For self-insured employers, one purpose of predictive analytics software is to tell a narrative – to expound on the history of an employee population’s health. Lab data, claims and biometrics data (to name just a few data-sets) are analyzed and structured in a cohesive, refined and chronological order to help predict risk and avoid substantial health plan costs.
A data analysts’ job is to understand that narrative and find achievable ways that plan members can be made to work in unison to optimize population health, and hence the health of a company’s bottom line.
However, not all data is equal.
Some data is less comprehensive, resulting in holes (costly risks) throughout it’s narrative. Individual behavior and socioeconomic factors are often overlooked for lack of experience and wherewithal, or quite simply, for lack of technological resources, and thus employers often fail to avert avoidable risks.
In the words of sage financial icon Warren Buffett, “risk comes from not knowing what you’re doing.”
Translation: risk is not taking that extra step to understand all of the factors that are affecting your financial outcome.
The “Typical” Approach to Identifying Risk
Traditionally, self-insured companies identify risk by evaluating the most available factors and data: existing health conditions, age, population health trends, how much conditions historically cost them. And there’s nothing incorrect about this approach. In fact, it’s well-known industry-wide that typical population health management solutions aim to reach the 5 – 7 percent of high-cost members in a population to try to effect change in outcomes and curb costs.

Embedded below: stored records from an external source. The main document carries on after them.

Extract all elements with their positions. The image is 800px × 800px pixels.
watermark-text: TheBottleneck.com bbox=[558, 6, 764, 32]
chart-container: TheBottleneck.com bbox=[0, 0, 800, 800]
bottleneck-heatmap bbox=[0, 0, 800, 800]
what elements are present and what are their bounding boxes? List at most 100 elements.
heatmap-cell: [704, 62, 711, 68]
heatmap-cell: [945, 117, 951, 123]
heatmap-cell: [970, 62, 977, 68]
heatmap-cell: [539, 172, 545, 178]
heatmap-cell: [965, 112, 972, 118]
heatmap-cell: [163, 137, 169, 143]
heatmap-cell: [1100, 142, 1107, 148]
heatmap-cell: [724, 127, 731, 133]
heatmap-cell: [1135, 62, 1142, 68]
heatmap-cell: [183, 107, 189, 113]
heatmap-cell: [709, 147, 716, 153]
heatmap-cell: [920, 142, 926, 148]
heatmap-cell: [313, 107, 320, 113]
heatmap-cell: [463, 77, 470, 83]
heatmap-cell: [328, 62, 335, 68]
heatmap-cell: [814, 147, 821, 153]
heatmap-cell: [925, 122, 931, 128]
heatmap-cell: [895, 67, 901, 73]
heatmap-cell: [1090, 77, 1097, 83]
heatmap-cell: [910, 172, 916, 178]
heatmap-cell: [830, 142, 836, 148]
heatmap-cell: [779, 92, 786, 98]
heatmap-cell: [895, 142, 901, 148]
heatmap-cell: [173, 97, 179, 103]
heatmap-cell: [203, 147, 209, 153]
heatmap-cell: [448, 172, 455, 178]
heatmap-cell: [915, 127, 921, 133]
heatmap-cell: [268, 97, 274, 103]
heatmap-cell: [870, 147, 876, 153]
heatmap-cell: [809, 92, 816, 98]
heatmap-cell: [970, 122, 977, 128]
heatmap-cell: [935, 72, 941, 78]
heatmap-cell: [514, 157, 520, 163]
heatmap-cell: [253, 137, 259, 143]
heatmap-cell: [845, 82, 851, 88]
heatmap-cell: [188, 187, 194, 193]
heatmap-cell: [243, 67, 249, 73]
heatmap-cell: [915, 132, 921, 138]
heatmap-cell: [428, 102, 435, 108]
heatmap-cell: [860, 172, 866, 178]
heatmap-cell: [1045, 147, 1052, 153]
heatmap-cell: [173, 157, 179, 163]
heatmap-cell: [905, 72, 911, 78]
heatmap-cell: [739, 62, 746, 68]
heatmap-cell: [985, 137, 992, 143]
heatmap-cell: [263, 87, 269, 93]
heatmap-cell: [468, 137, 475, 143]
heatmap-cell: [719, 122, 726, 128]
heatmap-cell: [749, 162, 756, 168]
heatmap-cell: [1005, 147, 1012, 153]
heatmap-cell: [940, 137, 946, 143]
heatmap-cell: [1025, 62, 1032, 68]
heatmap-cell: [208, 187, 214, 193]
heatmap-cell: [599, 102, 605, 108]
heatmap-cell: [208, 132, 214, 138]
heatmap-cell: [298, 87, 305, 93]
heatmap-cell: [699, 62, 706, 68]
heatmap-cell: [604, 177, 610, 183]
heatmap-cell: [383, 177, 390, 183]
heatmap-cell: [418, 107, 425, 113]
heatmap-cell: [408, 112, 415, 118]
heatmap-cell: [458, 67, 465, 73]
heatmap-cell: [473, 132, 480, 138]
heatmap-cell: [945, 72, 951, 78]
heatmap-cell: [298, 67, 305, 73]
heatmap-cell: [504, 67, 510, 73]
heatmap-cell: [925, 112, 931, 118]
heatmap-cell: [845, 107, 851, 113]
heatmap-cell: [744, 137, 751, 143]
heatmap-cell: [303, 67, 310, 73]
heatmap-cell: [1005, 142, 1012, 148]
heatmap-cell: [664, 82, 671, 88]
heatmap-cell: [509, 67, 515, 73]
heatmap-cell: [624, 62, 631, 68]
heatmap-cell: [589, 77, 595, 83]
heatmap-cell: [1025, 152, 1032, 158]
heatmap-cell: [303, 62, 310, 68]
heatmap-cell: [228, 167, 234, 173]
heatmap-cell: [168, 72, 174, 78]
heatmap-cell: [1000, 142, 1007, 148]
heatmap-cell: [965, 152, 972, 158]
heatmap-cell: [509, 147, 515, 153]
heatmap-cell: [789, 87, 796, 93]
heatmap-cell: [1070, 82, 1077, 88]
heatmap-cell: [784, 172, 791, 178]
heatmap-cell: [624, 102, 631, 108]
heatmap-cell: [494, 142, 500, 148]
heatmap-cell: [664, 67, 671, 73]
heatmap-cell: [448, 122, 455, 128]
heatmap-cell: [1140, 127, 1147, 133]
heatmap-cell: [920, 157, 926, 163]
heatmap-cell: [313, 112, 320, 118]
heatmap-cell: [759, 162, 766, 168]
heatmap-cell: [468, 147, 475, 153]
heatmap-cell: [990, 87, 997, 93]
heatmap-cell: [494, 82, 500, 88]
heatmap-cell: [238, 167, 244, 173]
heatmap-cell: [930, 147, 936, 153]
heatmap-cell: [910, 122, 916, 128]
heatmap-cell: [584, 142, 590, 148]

What this approach doesn’t take into consideration, however, is each member’s behavior.
An Example: Company X
Take Company X, which was experiencing significant increases in its premiums using a traditional approach to managing its self-insured population. Company X had shopped the payer, narrowed the network, increased the deductible and co-pays, implemented a disease management program and still the costs were increasing.
Using a more focused analysis of each individual in the health plan with a 2-year retrospective analysis, it was discovered that:
There were a significant number of plan members who were seeing 12 or more providers in a 12-month period. In addition:
7% of the group had 7 or more providers writing prescriptions; and
almost 11% of the group used 3 or more pharmacies when filling their prescriptions.
The typical analysis of the population would have evaluated the diagnosis and financial elements of the plan, but would not have included some important characteristics that result in high risk to the individual and the employer.
The Missing Link: Behavior
What we’ve found is that so-called “big data” isn’t much use to a company unless that data can be pared down into actionable intelligence – specifically, what can an organization do that isn’t an overly broad, sweeping change or an employee-wide health initiative that relies on a vague hope that people will participate and health costs will decrease?
To effect lasting, meaningful change, you need to do more. You need to know what behaviors are actually causing the rise in costs and be able to predict future risk and potential spikes in healthcare spending. That’s the promise of behavioral analytics.